FINE! happy daddy, I'm going to try to live. I smile at them in amusement as I realize that they are staring at me. They stay for a little while longer before leaving. I relax slowly against the bed and watch as my friends came in. Jiira and Kimi were silent, before Jiira spoke,"Ka-chan... I knew... that you were... trustworthy. Even though I didn't really show it. Thats why I ran at you with only a kunai, knowing that you would not have let me get hurt. I'm sorry... that you got hurt in the process though."

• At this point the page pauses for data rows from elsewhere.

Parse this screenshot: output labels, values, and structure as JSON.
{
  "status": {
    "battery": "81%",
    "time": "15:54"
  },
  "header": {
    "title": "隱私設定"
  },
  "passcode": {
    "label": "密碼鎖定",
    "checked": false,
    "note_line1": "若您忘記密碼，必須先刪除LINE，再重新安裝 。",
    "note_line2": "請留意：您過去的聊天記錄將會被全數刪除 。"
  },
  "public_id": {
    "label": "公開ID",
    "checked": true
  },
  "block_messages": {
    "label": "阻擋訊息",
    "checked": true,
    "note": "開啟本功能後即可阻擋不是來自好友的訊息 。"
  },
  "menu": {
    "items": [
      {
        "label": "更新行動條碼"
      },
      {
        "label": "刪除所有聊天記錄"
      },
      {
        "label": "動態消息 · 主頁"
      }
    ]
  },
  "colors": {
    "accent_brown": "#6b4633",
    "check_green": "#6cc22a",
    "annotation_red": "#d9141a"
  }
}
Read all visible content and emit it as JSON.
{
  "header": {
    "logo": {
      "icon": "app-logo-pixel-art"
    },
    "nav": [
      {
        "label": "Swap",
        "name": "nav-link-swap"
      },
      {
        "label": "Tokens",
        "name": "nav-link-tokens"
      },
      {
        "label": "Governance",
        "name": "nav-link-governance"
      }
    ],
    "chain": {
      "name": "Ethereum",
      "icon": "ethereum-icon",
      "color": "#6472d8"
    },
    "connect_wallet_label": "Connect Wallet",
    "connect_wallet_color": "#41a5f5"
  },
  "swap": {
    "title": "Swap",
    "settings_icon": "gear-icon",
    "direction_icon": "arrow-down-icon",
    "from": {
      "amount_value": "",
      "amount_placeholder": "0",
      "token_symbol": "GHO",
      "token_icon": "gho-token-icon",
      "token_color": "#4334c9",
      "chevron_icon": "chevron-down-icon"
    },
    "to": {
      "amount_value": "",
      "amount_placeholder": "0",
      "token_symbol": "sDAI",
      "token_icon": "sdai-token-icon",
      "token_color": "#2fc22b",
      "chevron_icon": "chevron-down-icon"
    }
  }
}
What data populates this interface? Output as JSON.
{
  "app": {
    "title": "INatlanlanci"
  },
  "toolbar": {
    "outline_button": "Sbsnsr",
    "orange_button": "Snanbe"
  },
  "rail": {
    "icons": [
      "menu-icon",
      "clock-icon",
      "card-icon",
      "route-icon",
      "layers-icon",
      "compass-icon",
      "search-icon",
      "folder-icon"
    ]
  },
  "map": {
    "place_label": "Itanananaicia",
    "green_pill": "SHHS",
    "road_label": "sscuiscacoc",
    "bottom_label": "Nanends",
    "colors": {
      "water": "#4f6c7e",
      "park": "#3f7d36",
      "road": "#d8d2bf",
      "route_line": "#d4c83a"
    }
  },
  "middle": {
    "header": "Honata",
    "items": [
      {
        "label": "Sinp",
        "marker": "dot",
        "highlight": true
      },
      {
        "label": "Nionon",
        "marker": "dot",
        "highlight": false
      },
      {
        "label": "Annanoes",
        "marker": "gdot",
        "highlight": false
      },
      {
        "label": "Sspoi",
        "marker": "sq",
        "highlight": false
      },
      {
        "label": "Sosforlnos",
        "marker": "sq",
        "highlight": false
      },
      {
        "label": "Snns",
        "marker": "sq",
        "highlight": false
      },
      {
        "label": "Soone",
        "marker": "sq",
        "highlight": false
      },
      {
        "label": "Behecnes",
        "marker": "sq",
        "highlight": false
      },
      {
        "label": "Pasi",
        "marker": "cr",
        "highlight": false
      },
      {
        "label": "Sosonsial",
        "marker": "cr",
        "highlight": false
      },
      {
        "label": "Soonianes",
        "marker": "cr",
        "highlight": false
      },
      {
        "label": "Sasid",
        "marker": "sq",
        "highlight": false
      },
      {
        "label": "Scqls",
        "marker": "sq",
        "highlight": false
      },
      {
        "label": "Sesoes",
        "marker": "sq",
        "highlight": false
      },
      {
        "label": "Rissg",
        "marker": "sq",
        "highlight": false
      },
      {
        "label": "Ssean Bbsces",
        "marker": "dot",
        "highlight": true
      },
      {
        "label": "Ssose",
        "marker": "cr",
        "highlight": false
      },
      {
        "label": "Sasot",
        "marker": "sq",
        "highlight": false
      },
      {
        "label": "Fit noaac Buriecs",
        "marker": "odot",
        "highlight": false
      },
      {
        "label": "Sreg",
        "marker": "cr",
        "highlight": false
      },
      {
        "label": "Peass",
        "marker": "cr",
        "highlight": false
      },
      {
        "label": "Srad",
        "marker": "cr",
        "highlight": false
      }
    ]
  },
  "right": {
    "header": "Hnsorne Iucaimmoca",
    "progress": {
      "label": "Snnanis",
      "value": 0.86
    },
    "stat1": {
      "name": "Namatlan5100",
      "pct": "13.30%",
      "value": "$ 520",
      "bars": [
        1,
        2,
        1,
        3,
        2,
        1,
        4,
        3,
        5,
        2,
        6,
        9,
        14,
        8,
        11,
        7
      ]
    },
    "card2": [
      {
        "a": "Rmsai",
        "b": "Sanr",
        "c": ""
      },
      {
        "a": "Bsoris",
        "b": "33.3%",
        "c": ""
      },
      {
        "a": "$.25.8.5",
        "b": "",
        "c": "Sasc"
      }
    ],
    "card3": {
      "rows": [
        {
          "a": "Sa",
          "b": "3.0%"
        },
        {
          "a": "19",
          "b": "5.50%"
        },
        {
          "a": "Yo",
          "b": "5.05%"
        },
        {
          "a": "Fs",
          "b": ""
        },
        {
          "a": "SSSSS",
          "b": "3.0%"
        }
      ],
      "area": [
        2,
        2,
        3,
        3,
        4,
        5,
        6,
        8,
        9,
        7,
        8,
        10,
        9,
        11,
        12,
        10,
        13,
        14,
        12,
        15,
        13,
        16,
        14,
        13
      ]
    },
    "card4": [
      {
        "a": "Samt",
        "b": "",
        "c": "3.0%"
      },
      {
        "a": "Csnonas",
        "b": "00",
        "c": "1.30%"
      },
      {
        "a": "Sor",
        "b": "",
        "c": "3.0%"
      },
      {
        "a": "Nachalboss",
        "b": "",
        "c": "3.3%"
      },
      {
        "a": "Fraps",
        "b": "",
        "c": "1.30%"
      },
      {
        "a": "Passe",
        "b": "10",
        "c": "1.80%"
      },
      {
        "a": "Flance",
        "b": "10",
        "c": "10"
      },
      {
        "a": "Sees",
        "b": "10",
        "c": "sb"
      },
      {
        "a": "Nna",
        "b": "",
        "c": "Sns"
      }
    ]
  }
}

I nodd my eyes shined happily. Then I turn to Kimi. He stares at me. Then offers a small smile. I give him an even smaller one in return before I nodd to him as well.
I fall asleep. Some time later, I hear a door opening. Opening my eyes I look over and smile widely at Shikamaru. My lazy friend. "Shika-kuuuun!" I cry though I can't jump up right now. Though I do lower my voice slightly. "I wondered when you would come by to see me... mr.everything-is-too-troublesome." I say in amusement. I can tell that he sees the gratitude in my eyes. With my need for quiet... well, comfortably quiet, company.
"Wanna play Go?" he asked. I nodd. As we set up the pieces, I think silently...
The fact is... fate deals a bad hand, and is strategically genius at making that hand last a very long time.
This is my life.
AN: I"M DONE!!! YAYYYYYYY!!! I know it's short but at the moment I REALLLY DONT CARE!!! I"M DONE! OH YEAH UH HUH YEAH YEAH YEAH-YEAH!!!!!